Menmarch Guide Post to Albury (Oxfordshire Way 7)


 Flooded fields by Bow Bridge, Waterstock

After a foggy start, we met up with Merv and Pud to continue our progress along the Oxfordshire Way. The route led initially along a muddy track and then followed a large, damp, open field which skirted the edge of Bernwood Forest, the southern section of which rejoices in the name Polecat End.

We then followed a lane from Park House farm across the the M40, past Baker's Farm and down into Waterperry. The route skirts the village - thus missing the church of St Mary - and the famous Gardens, to pass quite close to Waterperry House. The house is 18th century, but it was mostly remodelled in about 1820. The Venetian window makes an attractive centrepiece.


The next field was extremely wet and muddy and the prospect of the one beyond looked even worse, but we found our way onto a parallel track which passed a delightful thatched cottage ...


... and brought us down to Bow Bridge, over the River Thame. The river had burst its banks in all directions (see the photo at the head of this post) and the water was still remarkably high under the arch of the bridge.


We passed the attractive old Mill and soon found ourselves in Waterstock, passing St Leonard's church. The tower dates from the late 15th century, but most of the rest is the result of a sensitive restoration by GE Street in 1858.


Nearby Waterstock House is now a training centre, but we enjoyed the unusually shaped gothic garden house of 1898 (the year being marked on the leadwork above the down pipes).

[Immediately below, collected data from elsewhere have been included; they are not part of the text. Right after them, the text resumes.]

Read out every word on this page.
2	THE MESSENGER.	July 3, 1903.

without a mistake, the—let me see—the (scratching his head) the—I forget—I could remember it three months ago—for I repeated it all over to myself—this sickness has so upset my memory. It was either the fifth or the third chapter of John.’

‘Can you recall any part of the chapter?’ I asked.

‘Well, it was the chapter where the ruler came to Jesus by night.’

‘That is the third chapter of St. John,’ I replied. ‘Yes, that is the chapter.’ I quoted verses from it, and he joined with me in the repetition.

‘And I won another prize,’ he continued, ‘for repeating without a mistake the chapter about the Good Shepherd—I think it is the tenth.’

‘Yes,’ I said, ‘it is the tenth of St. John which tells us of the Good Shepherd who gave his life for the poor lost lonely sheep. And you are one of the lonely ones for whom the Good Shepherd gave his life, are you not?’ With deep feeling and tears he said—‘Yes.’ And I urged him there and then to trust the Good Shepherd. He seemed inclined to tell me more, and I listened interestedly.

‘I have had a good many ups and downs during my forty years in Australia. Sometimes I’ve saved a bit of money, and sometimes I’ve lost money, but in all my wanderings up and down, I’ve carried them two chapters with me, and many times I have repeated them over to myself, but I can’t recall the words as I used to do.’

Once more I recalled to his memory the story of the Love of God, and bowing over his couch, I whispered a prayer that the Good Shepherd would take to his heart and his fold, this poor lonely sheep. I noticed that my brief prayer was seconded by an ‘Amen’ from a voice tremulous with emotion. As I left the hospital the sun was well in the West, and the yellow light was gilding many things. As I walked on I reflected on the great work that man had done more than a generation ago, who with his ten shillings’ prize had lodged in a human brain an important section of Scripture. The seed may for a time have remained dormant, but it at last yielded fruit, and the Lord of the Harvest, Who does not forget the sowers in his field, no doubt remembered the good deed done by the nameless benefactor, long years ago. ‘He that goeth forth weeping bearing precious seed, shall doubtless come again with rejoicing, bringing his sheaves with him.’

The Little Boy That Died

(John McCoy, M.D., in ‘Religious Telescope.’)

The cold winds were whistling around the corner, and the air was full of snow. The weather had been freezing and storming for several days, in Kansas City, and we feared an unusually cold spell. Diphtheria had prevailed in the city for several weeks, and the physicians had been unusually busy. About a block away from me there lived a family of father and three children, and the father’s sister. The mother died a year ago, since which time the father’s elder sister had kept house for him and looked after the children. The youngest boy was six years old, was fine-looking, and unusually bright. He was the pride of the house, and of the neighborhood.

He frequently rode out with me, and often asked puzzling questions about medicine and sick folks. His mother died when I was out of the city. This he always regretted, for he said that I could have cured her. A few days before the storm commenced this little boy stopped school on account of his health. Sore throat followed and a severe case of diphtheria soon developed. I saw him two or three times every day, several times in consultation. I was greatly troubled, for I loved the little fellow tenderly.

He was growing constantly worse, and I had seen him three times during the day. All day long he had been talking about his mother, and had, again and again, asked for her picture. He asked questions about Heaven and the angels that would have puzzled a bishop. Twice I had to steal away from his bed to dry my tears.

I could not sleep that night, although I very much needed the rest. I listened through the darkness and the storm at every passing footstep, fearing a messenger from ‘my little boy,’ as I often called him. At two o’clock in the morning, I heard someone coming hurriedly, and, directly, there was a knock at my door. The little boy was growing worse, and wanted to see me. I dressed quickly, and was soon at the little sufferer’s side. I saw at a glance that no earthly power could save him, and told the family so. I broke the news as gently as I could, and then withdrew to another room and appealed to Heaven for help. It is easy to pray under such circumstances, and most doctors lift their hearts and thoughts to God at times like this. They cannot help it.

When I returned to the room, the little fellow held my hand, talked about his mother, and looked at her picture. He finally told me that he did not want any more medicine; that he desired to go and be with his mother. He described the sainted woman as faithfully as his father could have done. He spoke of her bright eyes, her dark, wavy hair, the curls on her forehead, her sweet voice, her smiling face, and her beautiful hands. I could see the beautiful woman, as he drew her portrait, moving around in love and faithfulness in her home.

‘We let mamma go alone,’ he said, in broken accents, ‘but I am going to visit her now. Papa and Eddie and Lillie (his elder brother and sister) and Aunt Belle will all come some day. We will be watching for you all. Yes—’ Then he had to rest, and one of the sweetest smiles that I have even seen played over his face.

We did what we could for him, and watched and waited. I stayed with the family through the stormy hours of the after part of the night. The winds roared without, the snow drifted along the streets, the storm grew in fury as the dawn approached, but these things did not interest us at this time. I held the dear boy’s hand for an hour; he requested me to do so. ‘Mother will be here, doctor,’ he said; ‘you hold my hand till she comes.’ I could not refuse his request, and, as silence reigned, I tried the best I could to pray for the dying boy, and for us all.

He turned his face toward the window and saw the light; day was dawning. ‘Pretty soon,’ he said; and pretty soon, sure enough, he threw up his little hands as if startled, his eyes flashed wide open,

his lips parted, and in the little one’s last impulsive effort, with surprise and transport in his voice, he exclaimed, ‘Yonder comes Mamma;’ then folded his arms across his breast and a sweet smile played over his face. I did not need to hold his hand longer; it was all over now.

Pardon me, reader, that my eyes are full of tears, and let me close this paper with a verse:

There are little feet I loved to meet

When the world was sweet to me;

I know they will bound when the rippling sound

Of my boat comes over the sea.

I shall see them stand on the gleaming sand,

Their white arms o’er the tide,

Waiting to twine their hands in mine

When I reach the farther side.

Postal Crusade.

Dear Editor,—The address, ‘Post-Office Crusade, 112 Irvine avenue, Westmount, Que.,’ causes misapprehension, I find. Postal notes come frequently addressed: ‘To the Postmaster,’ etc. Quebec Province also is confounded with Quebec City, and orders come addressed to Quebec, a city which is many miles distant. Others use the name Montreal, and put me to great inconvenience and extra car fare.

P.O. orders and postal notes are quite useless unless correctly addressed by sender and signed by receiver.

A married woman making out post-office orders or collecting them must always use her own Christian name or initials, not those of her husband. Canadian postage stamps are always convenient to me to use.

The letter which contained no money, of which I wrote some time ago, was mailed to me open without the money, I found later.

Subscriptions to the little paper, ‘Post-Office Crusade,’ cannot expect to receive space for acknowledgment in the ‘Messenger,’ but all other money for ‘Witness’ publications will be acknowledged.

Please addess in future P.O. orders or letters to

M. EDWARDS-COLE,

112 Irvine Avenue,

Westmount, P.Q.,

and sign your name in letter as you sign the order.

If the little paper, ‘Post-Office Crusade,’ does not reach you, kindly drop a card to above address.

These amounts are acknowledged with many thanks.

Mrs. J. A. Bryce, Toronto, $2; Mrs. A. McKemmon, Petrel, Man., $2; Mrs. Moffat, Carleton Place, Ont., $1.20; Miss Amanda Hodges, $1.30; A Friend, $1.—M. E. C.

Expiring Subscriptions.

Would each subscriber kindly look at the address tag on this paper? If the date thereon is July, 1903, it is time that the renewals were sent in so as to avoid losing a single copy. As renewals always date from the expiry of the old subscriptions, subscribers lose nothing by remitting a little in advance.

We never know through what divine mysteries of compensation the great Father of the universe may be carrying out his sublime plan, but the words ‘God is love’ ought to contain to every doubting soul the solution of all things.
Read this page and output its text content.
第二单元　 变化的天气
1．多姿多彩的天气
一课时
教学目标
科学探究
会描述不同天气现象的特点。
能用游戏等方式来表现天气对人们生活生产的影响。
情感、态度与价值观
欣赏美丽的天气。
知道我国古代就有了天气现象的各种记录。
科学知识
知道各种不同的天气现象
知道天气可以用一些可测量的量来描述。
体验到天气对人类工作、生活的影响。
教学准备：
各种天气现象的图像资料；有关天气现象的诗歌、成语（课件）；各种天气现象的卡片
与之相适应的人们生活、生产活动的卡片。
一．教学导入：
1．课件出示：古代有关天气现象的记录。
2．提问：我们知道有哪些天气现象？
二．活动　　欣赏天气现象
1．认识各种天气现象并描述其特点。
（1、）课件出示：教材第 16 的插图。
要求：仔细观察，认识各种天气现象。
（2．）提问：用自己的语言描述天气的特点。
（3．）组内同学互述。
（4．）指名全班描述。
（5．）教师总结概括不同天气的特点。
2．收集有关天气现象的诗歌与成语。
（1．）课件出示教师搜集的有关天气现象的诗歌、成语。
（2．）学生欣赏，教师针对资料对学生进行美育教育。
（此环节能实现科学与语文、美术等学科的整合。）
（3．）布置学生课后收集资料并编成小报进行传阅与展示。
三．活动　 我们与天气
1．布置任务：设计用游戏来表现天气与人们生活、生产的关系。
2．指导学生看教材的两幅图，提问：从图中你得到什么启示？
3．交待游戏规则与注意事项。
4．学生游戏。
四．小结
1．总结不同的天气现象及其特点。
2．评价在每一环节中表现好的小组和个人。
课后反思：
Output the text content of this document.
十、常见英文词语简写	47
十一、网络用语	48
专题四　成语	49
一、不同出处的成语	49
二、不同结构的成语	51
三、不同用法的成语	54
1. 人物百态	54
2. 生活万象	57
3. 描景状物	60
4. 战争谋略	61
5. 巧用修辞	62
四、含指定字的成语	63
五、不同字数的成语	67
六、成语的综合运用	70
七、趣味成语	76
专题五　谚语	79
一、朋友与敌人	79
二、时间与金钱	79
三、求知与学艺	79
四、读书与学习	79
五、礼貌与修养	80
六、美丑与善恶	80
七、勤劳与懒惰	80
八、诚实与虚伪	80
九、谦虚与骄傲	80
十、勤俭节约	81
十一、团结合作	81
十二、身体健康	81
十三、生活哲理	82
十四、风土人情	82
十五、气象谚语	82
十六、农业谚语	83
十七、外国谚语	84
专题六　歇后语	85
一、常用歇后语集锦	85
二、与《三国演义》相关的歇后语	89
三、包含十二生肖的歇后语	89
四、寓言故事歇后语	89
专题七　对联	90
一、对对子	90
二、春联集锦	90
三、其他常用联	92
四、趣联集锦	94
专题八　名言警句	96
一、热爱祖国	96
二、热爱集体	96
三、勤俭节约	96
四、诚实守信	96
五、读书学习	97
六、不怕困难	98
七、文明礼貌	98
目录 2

We now walked across a golf course to reach and cross the busy A418. Faced with a choice with walking round the edges of a muddy field or following the line of a former railway, we decided to spare ourselves and take the latter.


This brought us into Tiddington from where we followed a pot-holed lane to the edge of the hamlet of Albury where we had parked.

Conditions: bright and sunny, feeling quite warm.

Distance:  6.5 miles. Distance now covered 47.5 miles.

Maps: Explorer 180 (Oxford, Witney and Woodstock).

Rating: three stars.


Sightings

The first snowdrops! And even a few crocuses. How wonderful!